В конечном счете всем нам крышка. Я уверен, что и у других есть такие же тупорылые чудовища или, может быть, еще похлестче.
Чикони слезла с высокого стула и сказала:
— Боб, пойдемте. Пусть эти дегенераты напиваются.
Боб пошел за ней как собачонка. Ну и парень!
На меня наползла серая злоба. Когда они были у самой двери, я крикнул:
— Эй, Боб! Неужели эта крашеная стерва для тебя значит больше, чем твои друзья?
Они остановились как вкопанные. Затем Маргарэт твердым шагом вернулась к стойке. Налила себе джина с лимонным соком. Перед тем как выпить, повернулась ко мне и изо всех сил ударила меня по щеке. После этого выпила свой джин.

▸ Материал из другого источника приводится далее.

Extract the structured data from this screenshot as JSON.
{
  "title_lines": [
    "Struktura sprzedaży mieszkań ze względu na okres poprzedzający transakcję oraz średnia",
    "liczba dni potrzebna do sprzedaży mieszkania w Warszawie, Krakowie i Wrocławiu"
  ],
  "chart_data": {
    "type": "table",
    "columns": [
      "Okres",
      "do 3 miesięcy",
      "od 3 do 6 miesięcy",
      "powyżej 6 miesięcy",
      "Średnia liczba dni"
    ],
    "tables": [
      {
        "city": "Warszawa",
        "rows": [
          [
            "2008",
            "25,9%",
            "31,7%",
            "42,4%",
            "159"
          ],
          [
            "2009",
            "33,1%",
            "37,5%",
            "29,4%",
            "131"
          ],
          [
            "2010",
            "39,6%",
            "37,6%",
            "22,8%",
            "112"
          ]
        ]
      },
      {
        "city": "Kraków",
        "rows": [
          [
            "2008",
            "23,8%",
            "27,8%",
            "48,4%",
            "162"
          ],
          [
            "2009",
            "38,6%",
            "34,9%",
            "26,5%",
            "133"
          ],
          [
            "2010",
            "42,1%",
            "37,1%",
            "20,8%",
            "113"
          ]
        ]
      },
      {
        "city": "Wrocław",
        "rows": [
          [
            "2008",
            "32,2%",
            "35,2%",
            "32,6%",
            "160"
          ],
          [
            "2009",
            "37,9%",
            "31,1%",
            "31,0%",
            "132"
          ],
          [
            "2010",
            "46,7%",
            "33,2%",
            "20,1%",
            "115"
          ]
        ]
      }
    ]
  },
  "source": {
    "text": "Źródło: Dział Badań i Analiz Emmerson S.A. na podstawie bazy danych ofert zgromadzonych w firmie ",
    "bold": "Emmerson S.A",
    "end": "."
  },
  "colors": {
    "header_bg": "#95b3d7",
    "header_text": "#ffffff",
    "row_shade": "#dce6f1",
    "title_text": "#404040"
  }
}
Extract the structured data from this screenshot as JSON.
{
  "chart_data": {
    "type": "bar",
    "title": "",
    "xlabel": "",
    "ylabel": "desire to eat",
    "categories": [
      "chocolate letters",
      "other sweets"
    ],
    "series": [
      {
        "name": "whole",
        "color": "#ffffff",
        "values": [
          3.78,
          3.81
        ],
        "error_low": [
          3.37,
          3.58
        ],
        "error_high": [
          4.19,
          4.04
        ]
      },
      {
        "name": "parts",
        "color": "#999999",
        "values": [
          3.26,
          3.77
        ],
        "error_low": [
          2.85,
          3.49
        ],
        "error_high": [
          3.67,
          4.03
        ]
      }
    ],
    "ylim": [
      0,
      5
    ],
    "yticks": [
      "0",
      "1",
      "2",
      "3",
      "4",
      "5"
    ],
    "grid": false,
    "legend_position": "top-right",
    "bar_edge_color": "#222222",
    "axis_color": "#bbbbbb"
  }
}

Я не заметил, как они с Бобом вышли из бара. Я совершенно ошалел, а Самуил Финн хохотал во всю глотку.
— Ну и баба!.. С этой и атомная война не страшна!
Пошатываясь, я плелся к себе домой. Навстречу мне выбежал Боб.
— Ты знаешь, эта машинка фирмы «Феано» просто чудо! — воскликнул он, хватая меня за руку.
— Убирайся ко всем чертям!
— Да ты только послушай. Она нисколько не хуже «Эвенка».
— Боб! — грозно прорычал я. — Иди к своей накрашенной стерве!
Боб отшатнулся и как-то странно прижался к стене. Его губы задрожали, затем сомкнулись, и на пятнистом лице появилась глубокая складка, которую я раньше никогда не видел.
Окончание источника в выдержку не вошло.